One question that many people asked her was why she never gave the heroine a name and her answer is so simple – she couldn’t think of one and ‘it became a challenge in technique, the easier because I was writing in the first person.’ I thought this was quite surprising – if it had been me I would have not been able to write it without giving the heroine a name. It’s almost as if Du Maurier identified with her heroine so much that a name wasn’t necessary. It has puzzled me for years and now reading the reason she has no name I’m even more puzzled. See comments.

She made changes to the final published version of Rebecca merging the epilogue into the first chapter and changing the husband’s name from Henry, which she thought dull, to Max and making the housekeeper, Mrs Danvers, more sinister.

I enjoyed the other short pieces in this book – her ‘memories’ of her family and her own life and beliefs. The first three are about her grandfather, George Du Maurier, her father, Gerald and her cousins, the Davies boys. She wrote with nostalgia about George, who was an artist and writer – ‘a man who worshipped beauty’ and Gerald, who she described as ‘the matinee idol’, a leading actor-manager in the 1920s and early 30s.

Then there are memoirs on her thoughts entitled My Name in Lights, Romantic Love, This I Believe and Death and Widowhood. She disliked the ‘trappings of success’, thought there was no such thing as ‘romantic love’. The ‘sceptic of seven who queried the existence of God in the sky, of fairies in the woods, of Father Christmas descending every London chimney in a single magic night, remains a sceptic at fifty-seven, believing all things possible only when they can be proved by scientific fact.’

She wrote Death and Widowhood with the aim of helping others ‘who have suffered in a similar fashion’, about her husband’s death and the finality of being alone, pondering on immortality and the practicalities of daily life.

There are descriptions of finding the house she loved, Menabilly, of the upheaval of leaving it, and the move to Kilmarth (the house she wrote about in her novel The House on the Strand.)

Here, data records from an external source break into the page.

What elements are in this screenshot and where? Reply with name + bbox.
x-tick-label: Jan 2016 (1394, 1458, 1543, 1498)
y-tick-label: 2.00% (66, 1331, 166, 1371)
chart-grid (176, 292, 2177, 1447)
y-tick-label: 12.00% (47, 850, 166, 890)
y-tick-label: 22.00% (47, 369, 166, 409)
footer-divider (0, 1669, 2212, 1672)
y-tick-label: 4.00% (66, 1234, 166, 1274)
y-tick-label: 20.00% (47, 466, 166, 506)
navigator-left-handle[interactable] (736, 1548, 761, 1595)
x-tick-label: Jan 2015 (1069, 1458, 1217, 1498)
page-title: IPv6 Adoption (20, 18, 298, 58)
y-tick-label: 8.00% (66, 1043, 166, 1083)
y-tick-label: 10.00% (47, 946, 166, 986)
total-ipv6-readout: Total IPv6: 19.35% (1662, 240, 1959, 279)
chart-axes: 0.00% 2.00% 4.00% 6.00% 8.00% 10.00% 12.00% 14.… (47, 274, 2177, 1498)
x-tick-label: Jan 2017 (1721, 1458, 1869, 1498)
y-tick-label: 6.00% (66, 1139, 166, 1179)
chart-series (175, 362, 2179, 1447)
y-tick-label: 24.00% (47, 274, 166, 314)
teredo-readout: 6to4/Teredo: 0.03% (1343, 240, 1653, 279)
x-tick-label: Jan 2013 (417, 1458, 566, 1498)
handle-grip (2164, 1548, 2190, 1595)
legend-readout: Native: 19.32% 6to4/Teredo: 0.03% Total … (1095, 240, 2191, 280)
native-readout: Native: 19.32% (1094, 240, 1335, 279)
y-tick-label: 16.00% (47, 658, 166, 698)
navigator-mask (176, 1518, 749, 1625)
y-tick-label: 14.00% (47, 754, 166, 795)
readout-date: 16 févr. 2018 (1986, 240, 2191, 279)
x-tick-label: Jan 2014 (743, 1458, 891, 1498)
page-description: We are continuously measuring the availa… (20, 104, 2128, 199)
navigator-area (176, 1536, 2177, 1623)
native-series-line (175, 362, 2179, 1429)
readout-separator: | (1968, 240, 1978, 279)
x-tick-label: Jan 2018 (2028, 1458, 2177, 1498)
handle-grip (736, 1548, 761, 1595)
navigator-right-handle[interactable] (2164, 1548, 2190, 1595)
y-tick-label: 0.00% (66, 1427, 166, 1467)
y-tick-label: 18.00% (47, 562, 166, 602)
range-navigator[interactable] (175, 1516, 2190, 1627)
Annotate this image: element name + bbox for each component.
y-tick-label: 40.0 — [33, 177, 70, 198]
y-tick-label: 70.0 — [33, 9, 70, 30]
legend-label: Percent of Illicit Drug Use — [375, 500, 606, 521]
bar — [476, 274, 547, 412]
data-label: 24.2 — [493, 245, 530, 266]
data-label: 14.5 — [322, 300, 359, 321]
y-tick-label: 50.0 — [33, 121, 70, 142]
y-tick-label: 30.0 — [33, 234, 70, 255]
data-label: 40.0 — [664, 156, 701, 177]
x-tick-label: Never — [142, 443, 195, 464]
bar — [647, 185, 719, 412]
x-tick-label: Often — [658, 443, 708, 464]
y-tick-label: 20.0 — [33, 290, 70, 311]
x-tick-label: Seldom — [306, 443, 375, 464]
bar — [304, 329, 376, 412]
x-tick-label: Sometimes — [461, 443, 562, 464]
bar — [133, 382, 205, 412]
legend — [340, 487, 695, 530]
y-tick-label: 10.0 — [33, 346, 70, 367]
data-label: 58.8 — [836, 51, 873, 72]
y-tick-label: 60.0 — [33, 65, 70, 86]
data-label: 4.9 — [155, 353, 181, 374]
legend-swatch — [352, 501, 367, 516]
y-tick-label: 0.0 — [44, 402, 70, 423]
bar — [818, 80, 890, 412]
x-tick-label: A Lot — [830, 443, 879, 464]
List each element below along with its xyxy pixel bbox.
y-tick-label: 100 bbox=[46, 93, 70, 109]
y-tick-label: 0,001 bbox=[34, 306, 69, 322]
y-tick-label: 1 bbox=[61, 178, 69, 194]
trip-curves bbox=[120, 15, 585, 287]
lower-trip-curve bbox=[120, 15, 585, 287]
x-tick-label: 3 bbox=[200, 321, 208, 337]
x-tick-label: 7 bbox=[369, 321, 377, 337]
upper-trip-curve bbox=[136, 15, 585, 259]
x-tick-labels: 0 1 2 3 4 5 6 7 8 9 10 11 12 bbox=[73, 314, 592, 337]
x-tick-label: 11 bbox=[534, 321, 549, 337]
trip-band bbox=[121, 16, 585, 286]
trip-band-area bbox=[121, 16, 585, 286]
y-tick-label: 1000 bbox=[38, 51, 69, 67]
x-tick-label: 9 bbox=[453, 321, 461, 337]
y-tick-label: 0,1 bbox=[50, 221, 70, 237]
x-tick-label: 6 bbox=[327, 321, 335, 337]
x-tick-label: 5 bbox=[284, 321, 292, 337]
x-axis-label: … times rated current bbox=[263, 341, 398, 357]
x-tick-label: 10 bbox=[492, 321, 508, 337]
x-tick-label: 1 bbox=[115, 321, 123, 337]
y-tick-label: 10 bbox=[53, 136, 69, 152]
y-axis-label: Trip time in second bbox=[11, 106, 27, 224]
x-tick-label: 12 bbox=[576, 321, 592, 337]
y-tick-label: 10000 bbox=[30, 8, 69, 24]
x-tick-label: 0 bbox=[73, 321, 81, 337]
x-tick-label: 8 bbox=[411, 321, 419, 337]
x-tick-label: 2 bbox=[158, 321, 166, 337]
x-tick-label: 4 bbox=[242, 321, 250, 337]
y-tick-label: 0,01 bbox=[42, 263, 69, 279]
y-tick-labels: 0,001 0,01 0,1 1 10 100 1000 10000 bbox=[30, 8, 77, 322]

Sunday (written in 1976) looks back on that day’s events when she was a child contrasted with the events of that day in her old age – a day for privacy and reflecting on the miracle of creation and a Creator. Finally, there are three poems, The Writer (1926), Another World (1947) and A Prayer (1967).

Mine is the silence

And the quiet gloom

Of a clock ticking

In an empty room,

The scratch of a pen,

Inkpot and paper,

And the patter of rain.

Nothing but this as long as I am able,

Firelight €“ and a chair, and a table.